Sunday, February 7, 2016

Well that was fast…

One of the most interesting aspects of Cold War intelligence history is whether the spies recruited by the Western intelligence agencies (mainly CIA and MI6) were supplying real information or whether they were double agents. In his recent article ‘Doubles Troubles: The CIA and Double Agents during the Cold War’, Benjamin B. Fischer (former Chief Historian of the Central Intelligence Agency) makes the case that in Cuba, East Germany and the USSR practically all the CIA agents were in reality under the control of the enemy security services.

The author says:

During the Cold War the Central Intelligence Agency (CIA) bucked the law of averages by recruiting double agents on an industrial scale; it was hoodwinked not a few but many times. The result was a massive but largely ignored intelligence failure. The facts are available from official sources.

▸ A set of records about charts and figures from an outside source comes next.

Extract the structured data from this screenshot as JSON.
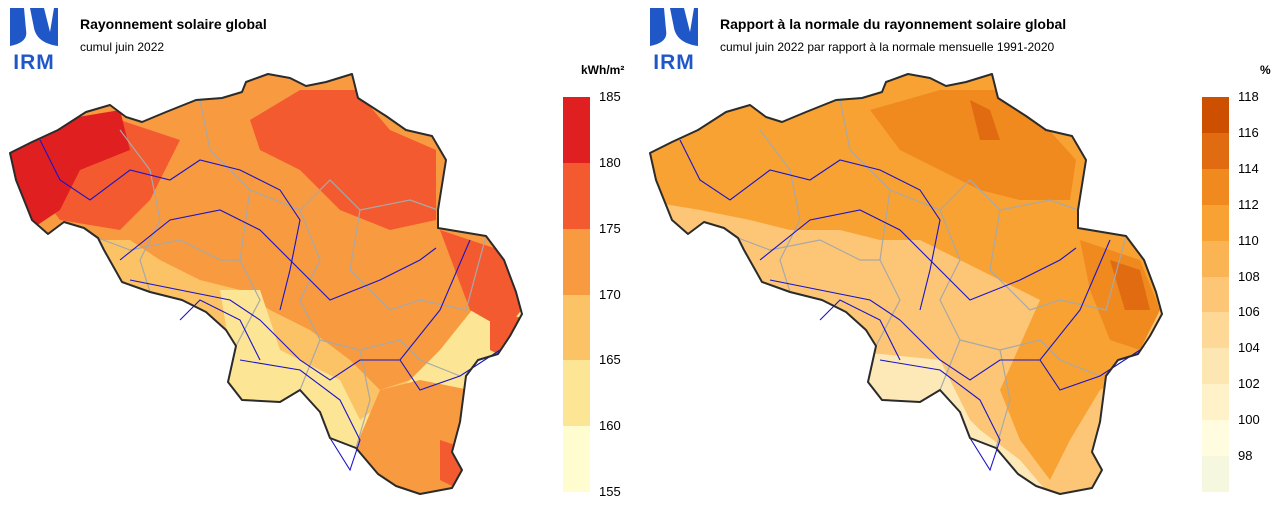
{
  "logo": {
    "text": "IRM",
    "color": "#1f57c7"
  },
  "maps": [
    {
      "title": "Rayonnement solaire global",
      "subtitle": "cumul juin 2022",
      "unit": "kWh/m²",
      "legend": {
        "ticks": [
          "185",
          "180",
          "175",
          "170",
          "165",
          "160",
          "155"
        ],
        "colors": [
          "#e02020",
          "#f45a30",
          "#f89a40",
          "#fbc266",
          "#fde596",
          "#fffcd0"
        ]
      },
      "zones": [
        "#fde596",
        "#fbc266",
        "#f89a40",
        "#f45a30",
        "#e02020"
      ]
    },
    {
      "title": "Rapport à la normale du rayonnement solaire global",
      "subtitle": "cumul juin 2022 par rapport à la normale mensuelle 1991-2020",
      "unit": "%",
      "legend": {
        "ticks": [
          "118",
          "116",
          "114",
          "112",
          "110",
          "108",
          "106",
          "104",
          "102",
          "100",
          "98"
        ],
        "colors": [
          "#cc5000",
          "#e06b10",
          "#f0891e",
          "#f8a234",
          "#fbb454",
          "#fcc676",
          "#fdd896",
          "#fee6b2",
          "#fff2c8",
          "#fffce0",
          "#f5f8df"
        ]
      },
      "zones": [
        "#fde9b8",
        "#fcc676",
        "#f8a234",
        "#f0891e",
        "#e06b10"
      ]
    }
  ]
}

I thought that the article was very interesting and that’s why I linked to it back in January. The article also mentioned Adolf Tolkachev, the so called Billion Dollar Spy. Fischer said:

The CIA touts Adolf Tolkachev as its ‘‘billion-dollar spy’’ during the 1980s, asserting that the Soviet electronics researcher saved the Pentagon several times that amount in research and development (R&D) and production costs with purloined information on Soviet military radar and avionics. I believe, however, that Tolkachev was a double agent, in fact the precursor to the dangles who came after his 1985 arrest………..Tolkachev was not the only double on the CIA’s payroll. SE Division was handling another agent encrypted EASTBOUND, who also was selling information on military radars. Soviet and East German sources have confirmed that the anonymous agent was a double. I believe that Tolkachev and EASTBOUND were fraternal twins.’

This article which appeared in a journal with a limited readership seems to have attracted a lot of attention. The 'great' researchers of the National Security Archive have immediately followed up with the transcripts of a Politburo discussion on Tolkachev.

I don’t know why this organization was so interested in this case or how they were able to follow up Fischer’s article so quickly. Since they have such 'superior' investigative skills they could also look into the compromise of Allied codes and ciphers in WWII. That’s research that I’d like to see!